Free Market Foundation (FMF) executive director Leon Louw is emphatically critical of the bill, and believes that it wouldn’t pass constitutional muster as it stands.

The ECA Act will have implications for the ICT White Paper, which was vigorously opposed by most ICT industry players. Now, the FMF explains that industry believes the Bill does not reflect the good faith agreements that were reached with the Minister of Telecommunications and Postal Services.

“This bill affects every South African,” Louw points out. “There are more cell phones in South Africa than people, and 80% of South Africans have a cell phone.”

The FMF has consulted with senior counsel about challenging the law if it is passed, although Louw believes there will be no shortage of organisations that will launch their own legal challenges.

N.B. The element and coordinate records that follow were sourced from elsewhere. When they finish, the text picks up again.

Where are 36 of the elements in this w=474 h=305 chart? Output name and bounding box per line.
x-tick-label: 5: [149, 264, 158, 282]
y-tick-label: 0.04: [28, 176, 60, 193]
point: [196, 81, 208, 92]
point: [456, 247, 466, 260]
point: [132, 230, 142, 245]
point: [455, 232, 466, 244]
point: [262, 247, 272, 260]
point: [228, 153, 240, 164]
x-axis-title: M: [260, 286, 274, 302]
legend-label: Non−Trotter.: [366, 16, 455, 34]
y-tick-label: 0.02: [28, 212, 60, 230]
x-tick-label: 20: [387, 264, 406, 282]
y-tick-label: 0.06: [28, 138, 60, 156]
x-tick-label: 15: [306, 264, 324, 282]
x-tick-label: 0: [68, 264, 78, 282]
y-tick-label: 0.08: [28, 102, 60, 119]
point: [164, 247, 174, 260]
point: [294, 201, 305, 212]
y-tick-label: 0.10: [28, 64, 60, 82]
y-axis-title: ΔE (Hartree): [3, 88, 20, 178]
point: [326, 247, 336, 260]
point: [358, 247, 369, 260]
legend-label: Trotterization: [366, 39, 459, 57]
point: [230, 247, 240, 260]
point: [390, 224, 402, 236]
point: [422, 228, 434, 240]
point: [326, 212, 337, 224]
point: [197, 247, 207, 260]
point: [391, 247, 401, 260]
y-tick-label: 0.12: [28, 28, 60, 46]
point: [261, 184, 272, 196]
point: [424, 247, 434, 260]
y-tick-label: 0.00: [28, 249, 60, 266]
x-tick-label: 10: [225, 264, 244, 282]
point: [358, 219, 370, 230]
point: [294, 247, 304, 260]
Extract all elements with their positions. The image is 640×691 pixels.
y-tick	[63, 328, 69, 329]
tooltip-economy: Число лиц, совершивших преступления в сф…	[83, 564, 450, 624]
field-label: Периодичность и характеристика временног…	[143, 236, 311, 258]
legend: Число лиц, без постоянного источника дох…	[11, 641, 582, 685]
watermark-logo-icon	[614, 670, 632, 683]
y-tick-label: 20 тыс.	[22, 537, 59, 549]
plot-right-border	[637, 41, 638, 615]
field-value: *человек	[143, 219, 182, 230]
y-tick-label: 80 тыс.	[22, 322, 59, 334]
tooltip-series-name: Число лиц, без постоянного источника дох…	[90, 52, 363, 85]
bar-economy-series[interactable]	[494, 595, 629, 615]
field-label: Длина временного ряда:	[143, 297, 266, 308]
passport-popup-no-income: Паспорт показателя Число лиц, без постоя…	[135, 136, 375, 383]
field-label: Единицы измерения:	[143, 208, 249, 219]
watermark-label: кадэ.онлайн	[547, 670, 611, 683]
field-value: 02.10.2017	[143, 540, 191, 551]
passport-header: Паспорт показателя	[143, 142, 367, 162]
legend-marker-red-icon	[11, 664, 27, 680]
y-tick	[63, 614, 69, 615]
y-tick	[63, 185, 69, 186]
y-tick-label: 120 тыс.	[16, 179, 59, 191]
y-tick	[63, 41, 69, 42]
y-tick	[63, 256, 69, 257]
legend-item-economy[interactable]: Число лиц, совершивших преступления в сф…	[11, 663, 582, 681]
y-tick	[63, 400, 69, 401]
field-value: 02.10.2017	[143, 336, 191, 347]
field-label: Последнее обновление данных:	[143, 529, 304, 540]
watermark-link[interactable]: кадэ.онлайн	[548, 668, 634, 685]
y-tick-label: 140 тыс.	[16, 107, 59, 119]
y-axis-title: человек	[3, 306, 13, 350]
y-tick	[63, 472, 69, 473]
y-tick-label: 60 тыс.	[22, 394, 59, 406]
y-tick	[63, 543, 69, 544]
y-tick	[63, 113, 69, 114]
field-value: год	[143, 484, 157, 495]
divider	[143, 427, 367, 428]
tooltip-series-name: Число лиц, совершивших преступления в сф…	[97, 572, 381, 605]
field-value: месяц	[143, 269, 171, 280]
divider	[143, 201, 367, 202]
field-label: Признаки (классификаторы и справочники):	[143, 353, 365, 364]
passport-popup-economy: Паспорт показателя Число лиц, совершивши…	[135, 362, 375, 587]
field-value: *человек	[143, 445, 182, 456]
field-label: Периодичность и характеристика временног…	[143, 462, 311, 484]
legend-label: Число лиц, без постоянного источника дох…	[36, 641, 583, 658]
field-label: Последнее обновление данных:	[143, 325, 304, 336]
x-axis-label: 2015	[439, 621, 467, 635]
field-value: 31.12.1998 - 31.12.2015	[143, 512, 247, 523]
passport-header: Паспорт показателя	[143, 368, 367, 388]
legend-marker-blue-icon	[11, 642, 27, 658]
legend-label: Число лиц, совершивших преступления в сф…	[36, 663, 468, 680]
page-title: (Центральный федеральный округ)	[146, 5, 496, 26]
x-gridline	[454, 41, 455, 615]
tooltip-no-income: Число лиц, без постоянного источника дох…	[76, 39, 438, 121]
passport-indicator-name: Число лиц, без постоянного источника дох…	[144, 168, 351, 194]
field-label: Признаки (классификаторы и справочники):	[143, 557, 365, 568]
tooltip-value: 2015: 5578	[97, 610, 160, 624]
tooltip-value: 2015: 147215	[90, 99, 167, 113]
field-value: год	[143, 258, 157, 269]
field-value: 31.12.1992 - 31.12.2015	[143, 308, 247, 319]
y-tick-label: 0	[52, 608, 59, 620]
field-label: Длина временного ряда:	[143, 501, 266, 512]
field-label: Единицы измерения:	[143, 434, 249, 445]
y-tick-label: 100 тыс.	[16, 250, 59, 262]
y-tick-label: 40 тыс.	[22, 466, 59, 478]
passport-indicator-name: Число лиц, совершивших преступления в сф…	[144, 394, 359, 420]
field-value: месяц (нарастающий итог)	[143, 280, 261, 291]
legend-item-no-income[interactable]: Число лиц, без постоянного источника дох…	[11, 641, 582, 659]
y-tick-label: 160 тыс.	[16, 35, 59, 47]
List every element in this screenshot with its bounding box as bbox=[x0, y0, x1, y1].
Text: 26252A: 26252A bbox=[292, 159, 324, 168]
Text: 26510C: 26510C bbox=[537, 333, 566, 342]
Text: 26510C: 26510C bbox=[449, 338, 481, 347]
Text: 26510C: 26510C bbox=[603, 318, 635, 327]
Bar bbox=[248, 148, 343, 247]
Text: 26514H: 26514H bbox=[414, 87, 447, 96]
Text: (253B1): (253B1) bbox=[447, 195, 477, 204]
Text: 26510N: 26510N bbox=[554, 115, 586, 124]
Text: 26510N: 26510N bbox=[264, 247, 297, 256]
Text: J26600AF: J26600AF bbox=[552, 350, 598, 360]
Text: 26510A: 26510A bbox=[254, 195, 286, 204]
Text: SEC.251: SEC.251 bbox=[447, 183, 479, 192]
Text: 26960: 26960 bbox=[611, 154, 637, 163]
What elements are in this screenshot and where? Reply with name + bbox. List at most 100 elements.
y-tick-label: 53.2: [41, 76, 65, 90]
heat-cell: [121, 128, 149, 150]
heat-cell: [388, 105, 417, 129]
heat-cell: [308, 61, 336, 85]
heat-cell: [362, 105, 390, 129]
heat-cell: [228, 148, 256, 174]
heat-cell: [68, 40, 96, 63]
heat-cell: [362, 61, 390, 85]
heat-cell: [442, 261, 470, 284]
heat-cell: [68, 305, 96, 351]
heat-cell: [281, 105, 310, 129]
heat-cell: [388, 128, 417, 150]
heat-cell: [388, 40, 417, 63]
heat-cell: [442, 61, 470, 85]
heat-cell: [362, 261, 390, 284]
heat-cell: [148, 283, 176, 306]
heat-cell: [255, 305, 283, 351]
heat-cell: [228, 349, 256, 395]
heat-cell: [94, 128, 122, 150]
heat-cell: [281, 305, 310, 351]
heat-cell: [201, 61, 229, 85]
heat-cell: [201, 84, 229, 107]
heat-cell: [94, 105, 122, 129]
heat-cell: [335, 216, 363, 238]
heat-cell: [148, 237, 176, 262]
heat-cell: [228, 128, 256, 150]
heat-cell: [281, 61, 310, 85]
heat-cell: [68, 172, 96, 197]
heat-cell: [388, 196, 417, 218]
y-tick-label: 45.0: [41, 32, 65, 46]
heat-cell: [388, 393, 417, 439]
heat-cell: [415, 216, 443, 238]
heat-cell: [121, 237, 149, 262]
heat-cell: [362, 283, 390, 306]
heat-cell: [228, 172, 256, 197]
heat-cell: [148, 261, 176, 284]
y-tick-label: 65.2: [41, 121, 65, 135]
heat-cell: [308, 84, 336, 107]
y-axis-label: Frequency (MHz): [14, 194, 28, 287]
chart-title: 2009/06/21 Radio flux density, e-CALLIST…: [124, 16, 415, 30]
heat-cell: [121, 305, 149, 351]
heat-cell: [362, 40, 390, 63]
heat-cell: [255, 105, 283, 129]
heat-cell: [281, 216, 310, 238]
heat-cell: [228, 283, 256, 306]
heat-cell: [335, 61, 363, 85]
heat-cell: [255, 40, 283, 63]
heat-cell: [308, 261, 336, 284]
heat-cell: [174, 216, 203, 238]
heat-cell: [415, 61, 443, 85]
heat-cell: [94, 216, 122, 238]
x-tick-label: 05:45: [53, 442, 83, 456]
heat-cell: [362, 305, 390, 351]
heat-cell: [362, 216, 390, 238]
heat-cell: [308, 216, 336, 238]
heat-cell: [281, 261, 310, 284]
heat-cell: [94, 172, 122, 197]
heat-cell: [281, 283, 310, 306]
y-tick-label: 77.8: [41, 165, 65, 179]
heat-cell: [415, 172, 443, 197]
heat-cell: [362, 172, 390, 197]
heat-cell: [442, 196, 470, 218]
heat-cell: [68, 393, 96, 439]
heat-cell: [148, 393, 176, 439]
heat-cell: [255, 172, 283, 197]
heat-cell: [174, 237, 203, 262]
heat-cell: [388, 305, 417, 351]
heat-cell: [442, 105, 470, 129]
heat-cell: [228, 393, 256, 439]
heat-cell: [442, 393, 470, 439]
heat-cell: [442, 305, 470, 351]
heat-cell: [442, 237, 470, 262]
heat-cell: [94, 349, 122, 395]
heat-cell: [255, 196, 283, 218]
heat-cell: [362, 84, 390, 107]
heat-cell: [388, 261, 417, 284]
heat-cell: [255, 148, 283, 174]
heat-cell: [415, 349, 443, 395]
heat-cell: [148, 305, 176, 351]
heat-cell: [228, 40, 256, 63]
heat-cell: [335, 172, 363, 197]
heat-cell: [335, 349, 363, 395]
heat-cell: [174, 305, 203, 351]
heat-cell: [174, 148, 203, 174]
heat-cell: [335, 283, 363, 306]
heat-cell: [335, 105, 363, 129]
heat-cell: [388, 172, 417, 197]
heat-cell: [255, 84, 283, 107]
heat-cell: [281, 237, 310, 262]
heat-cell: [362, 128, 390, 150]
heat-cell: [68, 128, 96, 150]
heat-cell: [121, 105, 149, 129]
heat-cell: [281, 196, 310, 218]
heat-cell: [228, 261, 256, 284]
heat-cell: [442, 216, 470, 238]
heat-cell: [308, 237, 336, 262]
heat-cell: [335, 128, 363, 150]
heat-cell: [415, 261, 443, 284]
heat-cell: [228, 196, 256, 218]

He points out that the ECA Bill fails legal muster on a number of fronts, including being void for vagueness.

The Wireless Open Access Network (WOAN) called for in the bill is undefined in any coherent way, Louw points out. “And there is even deeper confusion following comments from the director-general of the Department of Telecommunications and Postal Services (DTPS), who admits there is no definition.”

In fact, many of the terms used in the ECA Bill are vague, open to interpretation or “effectively unknowable”, he says.

Terms like wholesale open access, wireless open access are general open access are used, presumably to describe the single wholesale open access network (WOAN) being recommended by the Bill.

In addition, the Bill recommends cost-based pricing for high-demand spectrum, while leaving out clarity on how costs are determined or what high-demand spectrum is, Louw says.

Indeed, it is vague about spectrum overall, as well as the powers or obligations of virtual entities, which are themselves not defined.

Louw and the FMF also believe the reasoning put forward for creating a WOAN are flawed, in that South African wireless networks currently cover 98% of the population.

Where the Bill seeks to redress barriers to entry, Louw believes those barriers are largely regulatory. And, while it claims to promote service-based competition, this flies in the face of the robust competition that already exists in the connectivity industry.

Recent comments on the ECA Bill saw 43 submissions and 30 presentations, the majority of which were unfavourable. “There is essentially industry consensus,” Louw says.

A number of Internet service providers (ISPs) are in favour of the Bill as it stands, but Louw doesn’t believe it will be good for their businesses either. “The ISPs are probably mistaken in being in favour of it: I don’t it will help to promote a 5G rollout.”

Louw says the FMF is committed to opposing the ECA Bill as it stands.

“Mobile communications is South Africa’s most spectacular post-Apartheid success,” he says. “There is noting that competes with the success of our mobile technology, where we have wider coverage than many first world countries.
There could in space to tweak here and there, but to mess with it is crazy.”

He adds that the WOAN model has been tried in only one country so far, Rwanda, where it wasn’t successful. Mexico has tried to implement a WOAN, but has now outsourced the project to Nokia, Louw points out.

“So there is global consensus that no-one does this; everyone wants competing network providers.”

He adds that stifling competition in the mobile space will likely result in less investment from the telcos, which currently invest R10-billion a year, and a total of about R100-billion so far. This would probably result in the existing network falling into disrepair as investment in maintenance tapers off too.

And this would inevitably result in rising data prices, Louw points out – the opposite of what the Bill aims to achieve.

The Institute of IT Professionals of South Africa (IITPSA) has also come out strongly against the ECA Bill.

Programme director Adrian Schofield says the industry body made recommendations on the Bill, calling particular attention to the difference between what the industry understood had been agreed versus what was eventually published.